I spend a lot of time making fun of myself and my big, fat ass and joking about how we’d all be a lot happier if we lowered our expectations. I hate the whole concept of “perfect mommy” and do what I can to set a more reasonable standard to live by. And while it makes me feel better, it also makes it easy for me to justify my own (bad) behavior. I’m not really a bad mom, but I don’t think I’m winning any prizes either.
And while New Year’s resolutions get a very bad rap, I think there’s value in self-reflection and self-improvement, even when it’s painful. In fact, it may be most valuable when it’s painful. That’s where I am right now.Lately I find myself embodying all of my parents’ worst characteristics. They’re both wonderful, but they’re real people with real faults. And I remember all the things that happened when I was growing up that made me say, “When I’m a parent, I will never do that.”
Figuring out that I was already doing all the things I swore I wouldn’t, plus a large number of other unfortunate items that I brought to the table all by myself, was not easy to accept. It came as a sudden, unpleasant realization. It was like looking in a mirror in broad daylight and seeing all the lines on my face in a way that I hadn’t before. And seeing that I had (gasp!) a white eyebrow hair and (sigh …) dark circles that never seem to go away anymore. And what happened to my neck?
I’m not sure when I became an adult, but I also seem to have become one that feels like a stranger. At least on those rare moments when I really look at myself in good light. I don’t take the time to do that very often, literally or figuratively. I’m too busy running around, trying to manage all of my very grown-up responsibilities.
But the part of me that still thinks I’m young believes I have plenty of time to change. Maybe I can be beautiful again. Maybe I can be the kind, patient person I want to be. Maybe I will find the strength to model the behavior my kids deserve to see, and actually do it every day.
When I was young, I thought the worst thing in the world would be to grow up and become my mother. I was an idiot. I now realize that the worst thing in the world would be for my daughters to grow up and become me.
But I have an idea. An idea that my kids and I can do this together. That I can teach them about wanting to do better and do more. That we can set goals together and work to make them happen as a family. They’re still little, and I’ve spent the past eight years trying to shield them from the harsher realities that defined my childhood. But perhaps it’s time to be a little more honest. Perhaps we could all benefit from taking a good look in the mirror in broad daylight.

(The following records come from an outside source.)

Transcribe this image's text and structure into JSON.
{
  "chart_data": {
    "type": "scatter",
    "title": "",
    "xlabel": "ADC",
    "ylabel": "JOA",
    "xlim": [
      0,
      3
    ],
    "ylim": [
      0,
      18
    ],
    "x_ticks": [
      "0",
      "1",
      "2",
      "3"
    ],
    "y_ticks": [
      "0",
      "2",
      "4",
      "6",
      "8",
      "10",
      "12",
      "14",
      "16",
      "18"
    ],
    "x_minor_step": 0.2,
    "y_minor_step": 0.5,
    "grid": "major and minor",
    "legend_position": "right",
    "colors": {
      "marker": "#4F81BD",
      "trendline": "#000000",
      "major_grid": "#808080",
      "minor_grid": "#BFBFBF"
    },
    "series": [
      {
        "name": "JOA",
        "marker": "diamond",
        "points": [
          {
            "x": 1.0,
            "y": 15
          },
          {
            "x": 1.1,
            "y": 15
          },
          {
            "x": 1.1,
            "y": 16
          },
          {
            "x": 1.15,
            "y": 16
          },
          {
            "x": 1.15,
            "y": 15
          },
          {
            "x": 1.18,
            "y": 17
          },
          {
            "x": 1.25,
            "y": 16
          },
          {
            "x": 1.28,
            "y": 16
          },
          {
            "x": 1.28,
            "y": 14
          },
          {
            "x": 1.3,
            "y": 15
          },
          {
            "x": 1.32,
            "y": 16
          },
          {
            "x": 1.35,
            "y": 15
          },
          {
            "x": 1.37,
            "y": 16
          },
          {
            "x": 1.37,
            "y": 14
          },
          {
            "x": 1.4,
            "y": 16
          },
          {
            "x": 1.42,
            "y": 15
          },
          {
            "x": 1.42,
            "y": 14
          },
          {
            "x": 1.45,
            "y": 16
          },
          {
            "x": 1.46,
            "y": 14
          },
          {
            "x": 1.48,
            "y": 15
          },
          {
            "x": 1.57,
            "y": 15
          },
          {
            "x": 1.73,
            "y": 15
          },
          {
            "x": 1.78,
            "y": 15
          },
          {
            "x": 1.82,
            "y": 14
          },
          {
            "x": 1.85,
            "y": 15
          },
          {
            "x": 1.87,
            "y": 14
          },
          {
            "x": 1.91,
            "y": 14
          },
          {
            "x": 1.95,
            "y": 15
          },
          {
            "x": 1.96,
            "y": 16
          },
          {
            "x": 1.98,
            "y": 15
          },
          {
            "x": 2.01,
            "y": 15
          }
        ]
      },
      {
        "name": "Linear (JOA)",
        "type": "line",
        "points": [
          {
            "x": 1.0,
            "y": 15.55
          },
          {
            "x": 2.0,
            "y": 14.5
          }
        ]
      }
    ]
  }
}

After talking with my older kids, we’ve decided to all work on three things this year:
- Controlling ourselves (our entire family has a slight problem with being impulsive)

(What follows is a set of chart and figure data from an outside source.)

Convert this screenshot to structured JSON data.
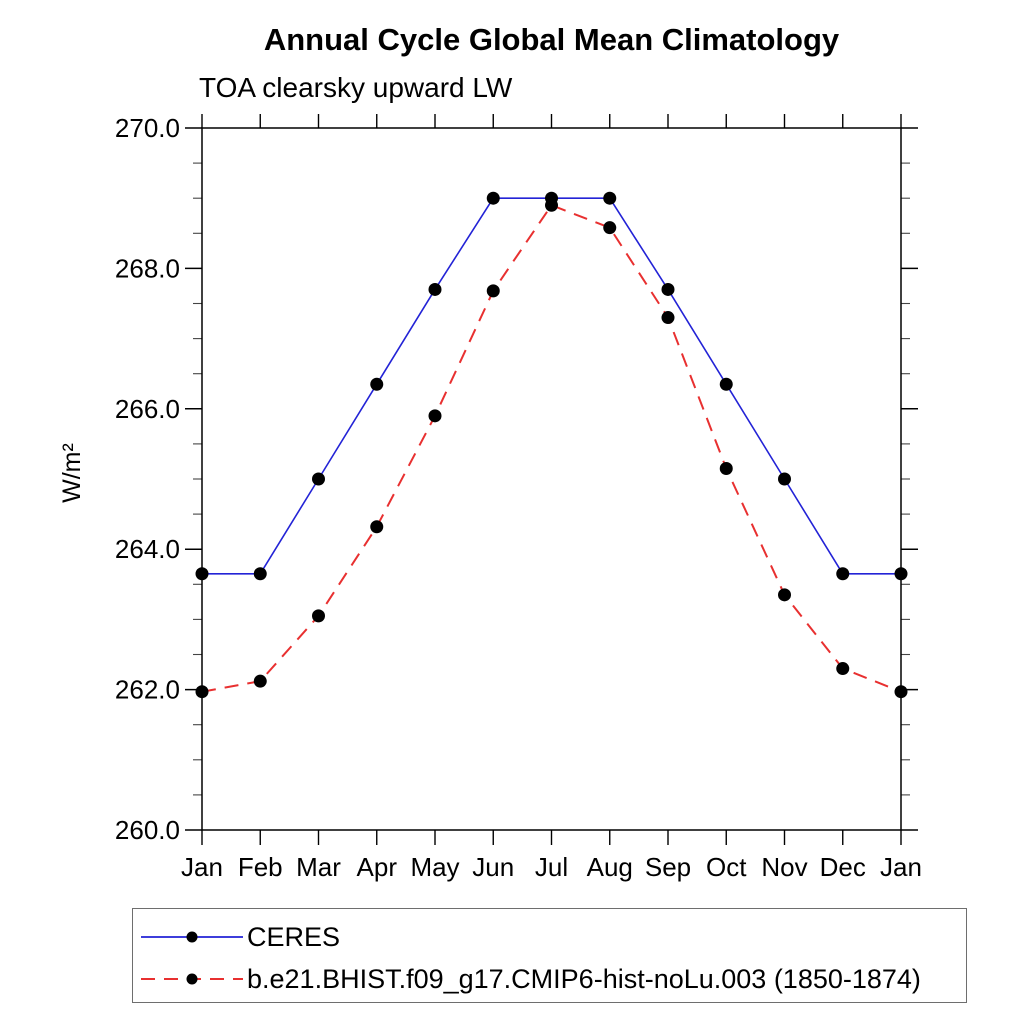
{
  "chart_data": {
    "type": "line",
    "title": "Annual Cycle Global Mean Climatology",
    "subtitle": "TOA clearsky upward LW",
    "ylabel": "W/m²",
    "xlabel": "",
    "x_categories": [
      "Jan",
      "Feb",
      "Mar",
      "Apr",
      "May",
      "Jun",
      "Jul",
      "Aug",
      "Sep",
      "Oct",
      "Nov",
      "Dec",
      "Jan"
    ],
    "ylim": [
      260.0,
      270.0
    ],
    "ytick_major": [
      260.0,
      262.0,
      264.0,
      266.0,
      268.0,
      270.0
    ],
    "ytick_minor_step": 0.5,
    "grid": false,
    "legend_position": "bottom-left-outside",
    "series": [
      {
        "name": "CERES",
        "color": "#2323d6",
        "line_style": "solid",
        "marker": "filled-circle",
        "marker_color": "#000000",
        "values": [
          263.65,
          263.65,
          265.0,
          266.35,
          267.7,
          269.0,
          269.0,
          269.0,
          267.7,
          266.35,
          265.0,
          263.65,
          263.65
        ]
      },
      {
        "name": "b.e21.BHIST.f09_g17.CMIP6-hist-noLu.003 (1850-1874)",
        "color": "#e83030",
        "line_style": "dashed",
        "marker": "filled-circle",
        "marker_color": "#000000",
        "values": [
          261.97,
          262.12,
          263.05,
          264.32,
          265.9,
          267.68,
          268.9,
          268.58,
          267.3,
          265.15,
          263.35,
          262.3,
          261.97
        ]
      }
    ]
  }
}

- Thinking of others (and doing things for others every day)
- Being healthy (that means cutting back on stuff we love and incorporating some stuff we maybe don’t love as much)
Are these things merely dreaded New Year’s resolutions, doomed to fail after a few weeks? I have no idea. But I do know that the new year is an opportunity to start over. And though I have recently come to accept that I’m not really young anymore, I will never accept that I don’t have plenty of time to change. Because I would never want my kids to think it’s too late for me, or them, to become something better than what we currently are. Or to fix something that’s broken.

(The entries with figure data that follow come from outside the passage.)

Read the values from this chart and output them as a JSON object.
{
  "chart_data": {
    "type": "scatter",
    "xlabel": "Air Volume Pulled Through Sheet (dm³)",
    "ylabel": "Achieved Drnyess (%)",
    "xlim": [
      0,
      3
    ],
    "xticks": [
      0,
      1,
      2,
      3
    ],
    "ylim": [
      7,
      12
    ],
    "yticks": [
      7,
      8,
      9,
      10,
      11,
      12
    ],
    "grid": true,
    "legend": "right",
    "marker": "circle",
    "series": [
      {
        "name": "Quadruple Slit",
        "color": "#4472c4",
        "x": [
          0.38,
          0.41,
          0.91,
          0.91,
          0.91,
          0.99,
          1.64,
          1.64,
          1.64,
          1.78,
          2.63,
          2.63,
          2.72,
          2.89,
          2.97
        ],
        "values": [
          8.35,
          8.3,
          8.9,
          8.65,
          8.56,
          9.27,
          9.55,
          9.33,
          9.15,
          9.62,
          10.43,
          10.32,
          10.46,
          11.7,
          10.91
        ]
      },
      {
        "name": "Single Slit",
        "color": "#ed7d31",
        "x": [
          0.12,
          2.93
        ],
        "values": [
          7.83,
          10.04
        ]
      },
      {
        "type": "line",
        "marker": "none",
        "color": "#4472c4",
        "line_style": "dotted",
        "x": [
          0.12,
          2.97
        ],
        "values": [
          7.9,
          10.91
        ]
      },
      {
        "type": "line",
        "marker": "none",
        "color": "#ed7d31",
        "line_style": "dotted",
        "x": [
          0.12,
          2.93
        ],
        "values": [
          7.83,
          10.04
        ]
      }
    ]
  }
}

Life can (and has) thrown curve balls, whether through my bad choices or bad luck or a bad economy or that bitch cancer or [insert reason here] … but I can and should always seize an opportunity to do better, to start over. I need to take those long looks in the mirror more often, and then look forward with new eyes. And always remember that there are three sets of little eyes on me, waiting to see what I’ll do next.